Licensing meanwhile saw growth of 8% but is the firm’s smallest segment.

Despite the bad news, Esprit said that “notwithstanding the dire business environment for the year, the company is continuously striving to improve and enhance its operations, with a focus on achieving a brighter and more successful future”.

Last year it committed to its “accelerated brand growth by establishing innovation and technology business hubs”, called Esprit Futura. The hubs “combine both research and retail under the Futura concept. The aim is to “allow customers to interact with the brand through in-person apparel, online experience, and other engagement experiences”.

The first opening was in Amsterdam in September (which is a centralised location for denim design and innovation), and it has recently launched its second hub in New York City, housing its creative, brand, and marketing efforts. 

Hong Kong remains its HQ, while Ratingen, Germany, continues to manage its omnichannel business in Europe. 

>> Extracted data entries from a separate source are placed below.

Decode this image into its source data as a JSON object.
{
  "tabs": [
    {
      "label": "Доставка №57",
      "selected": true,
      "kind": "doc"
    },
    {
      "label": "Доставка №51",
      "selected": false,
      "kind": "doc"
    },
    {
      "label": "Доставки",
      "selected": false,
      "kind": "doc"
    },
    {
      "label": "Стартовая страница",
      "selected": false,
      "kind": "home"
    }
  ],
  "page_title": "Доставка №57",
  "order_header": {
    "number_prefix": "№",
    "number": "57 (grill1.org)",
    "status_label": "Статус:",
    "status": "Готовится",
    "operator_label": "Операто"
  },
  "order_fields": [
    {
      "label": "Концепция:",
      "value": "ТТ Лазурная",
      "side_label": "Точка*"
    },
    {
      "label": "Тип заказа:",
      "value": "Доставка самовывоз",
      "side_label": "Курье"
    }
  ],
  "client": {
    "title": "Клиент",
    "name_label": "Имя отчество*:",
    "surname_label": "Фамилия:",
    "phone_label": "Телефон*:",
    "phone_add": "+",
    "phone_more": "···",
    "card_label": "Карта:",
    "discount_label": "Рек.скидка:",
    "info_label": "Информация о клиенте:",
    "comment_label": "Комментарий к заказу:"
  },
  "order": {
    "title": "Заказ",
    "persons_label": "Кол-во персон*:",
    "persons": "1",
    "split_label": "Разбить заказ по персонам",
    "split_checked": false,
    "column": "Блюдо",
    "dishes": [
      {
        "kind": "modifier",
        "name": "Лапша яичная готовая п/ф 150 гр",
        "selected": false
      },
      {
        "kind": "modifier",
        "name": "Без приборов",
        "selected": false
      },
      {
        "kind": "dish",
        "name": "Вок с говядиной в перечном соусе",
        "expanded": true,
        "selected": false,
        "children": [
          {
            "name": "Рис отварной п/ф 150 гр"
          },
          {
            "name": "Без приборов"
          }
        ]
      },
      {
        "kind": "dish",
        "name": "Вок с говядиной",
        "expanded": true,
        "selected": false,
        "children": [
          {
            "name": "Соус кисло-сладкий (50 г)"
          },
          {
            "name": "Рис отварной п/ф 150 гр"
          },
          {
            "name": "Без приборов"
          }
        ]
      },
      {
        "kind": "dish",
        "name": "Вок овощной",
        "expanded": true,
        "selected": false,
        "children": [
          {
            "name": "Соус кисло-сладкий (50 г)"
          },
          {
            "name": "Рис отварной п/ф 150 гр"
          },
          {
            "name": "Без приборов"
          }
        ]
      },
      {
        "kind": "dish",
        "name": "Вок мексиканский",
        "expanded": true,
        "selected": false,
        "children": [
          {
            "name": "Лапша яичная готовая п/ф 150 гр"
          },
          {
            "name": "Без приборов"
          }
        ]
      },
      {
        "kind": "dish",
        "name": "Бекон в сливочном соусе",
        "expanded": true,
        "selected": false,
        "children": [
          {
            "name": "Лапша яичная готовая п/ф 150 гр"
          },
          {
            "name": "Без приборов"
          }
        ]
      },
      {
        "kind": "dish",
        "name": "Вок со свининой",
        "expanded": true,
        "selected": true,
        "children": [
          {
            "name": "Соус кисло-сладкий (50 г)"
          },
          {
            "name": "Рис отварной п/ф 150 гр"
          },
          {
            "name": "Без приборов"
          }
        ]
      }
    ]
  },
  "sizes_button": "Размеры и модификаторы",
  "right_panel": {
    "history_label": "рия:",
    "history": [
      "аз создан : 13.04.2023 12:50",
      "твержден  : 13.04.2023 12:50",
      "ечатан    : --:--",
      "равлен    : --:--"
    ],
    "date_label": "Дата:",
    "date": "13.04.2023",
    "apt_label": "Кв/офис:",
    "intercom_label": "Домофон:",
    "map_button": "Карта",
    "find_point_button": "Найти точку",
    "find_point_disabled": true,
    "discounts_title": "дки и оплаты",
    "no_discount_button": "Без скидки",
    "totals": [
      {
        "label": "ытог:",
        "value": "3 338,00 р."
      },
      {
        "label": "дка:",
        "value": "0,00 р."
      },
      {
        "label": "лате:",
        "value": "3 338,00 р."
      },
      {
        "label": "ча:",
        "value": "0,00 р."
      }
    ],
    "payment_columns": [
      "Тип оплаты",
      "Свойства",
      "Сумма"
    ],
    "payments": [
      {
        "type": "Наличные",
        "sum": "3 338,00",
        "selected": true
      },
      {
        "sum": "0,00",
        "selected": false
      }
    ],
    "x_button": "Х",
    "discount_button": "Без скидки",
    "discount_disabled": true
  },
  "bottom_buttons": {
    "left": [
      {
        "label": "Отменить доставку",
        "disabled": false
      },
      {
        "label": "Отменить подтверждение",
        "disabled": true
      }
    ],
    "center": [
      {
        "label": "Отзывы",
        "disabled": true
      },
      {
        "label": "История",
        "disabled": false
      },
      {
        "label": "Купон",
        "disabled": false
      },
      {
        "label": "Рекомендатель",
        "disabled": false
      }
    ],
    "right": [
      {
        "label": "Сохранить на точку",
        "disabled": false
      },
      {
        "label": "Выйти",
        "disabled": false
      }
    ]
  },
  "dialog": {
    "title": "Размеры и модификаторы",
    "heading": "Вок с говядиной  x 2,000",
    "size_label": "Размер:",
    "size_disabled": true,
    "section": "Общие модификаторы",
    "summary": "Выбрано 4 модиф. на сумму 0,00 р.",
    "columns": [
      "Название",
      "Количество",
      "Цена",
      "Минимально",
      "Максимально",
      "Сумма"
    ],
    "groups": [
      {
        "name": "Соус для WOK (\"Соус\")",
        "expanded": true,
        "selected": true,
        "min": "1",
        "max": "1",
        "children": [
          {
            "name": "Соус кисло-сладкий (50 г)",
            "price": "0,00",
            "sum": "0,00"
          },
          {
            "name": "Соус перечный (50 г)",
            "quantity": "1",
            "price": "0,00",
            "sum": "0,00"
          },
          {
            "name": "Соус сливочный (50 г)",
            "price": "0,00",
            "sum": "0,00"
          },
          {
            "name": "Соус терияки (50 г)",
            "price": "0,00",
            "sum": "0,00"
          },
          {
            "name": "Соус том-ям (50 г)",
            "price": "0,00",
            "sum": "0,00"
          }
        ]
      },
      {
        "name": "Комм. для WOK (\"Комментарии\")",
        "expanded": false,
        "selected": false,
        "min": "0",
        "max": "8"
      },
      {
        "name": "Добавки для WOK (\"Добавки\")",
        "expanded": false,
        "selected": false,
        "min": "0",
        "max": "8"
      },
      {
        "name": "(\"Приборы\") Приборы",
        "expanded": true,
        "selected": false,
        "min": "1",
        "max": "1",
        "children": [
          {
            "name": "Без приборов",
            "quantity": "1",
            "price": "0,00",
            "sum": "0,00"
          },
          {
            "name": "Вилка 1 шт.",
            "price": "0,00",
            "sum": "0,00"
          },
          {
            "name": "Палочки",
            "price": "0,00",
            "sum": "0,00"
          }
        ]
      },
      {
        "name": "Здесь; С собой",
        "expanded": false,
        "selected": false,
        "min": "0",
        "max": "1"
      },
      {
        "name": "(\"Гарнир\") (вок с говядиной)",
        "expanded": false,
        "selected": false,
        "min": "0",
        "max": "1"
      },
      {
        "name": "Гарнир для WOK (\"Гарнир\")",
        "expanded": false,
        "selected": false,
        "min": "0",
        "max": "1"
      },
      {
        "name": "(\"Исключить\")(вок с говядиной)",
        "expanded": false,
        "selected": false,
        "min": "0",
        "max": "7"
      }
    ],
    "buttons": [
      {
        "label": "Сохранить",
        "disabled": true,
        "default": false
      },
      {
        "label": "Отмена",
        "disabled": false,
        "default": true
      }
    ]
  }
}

In H2 last year, the company also opened pop-up stores in key cities to “drive brand recognition around the world.” Hong Kong and Seoul were launched for Asia, while Los Angeles and New York City were strategically chosen to re-enter the North America market, in addition to launching a US e-commerce site.

And it has been upgrading its retail stores in Europe starting with Germany’s flagship store in Dusseldorf. 

Esprit has boosted marketing investment too, as well as spending heavily on tech as part of its modernisation strategy.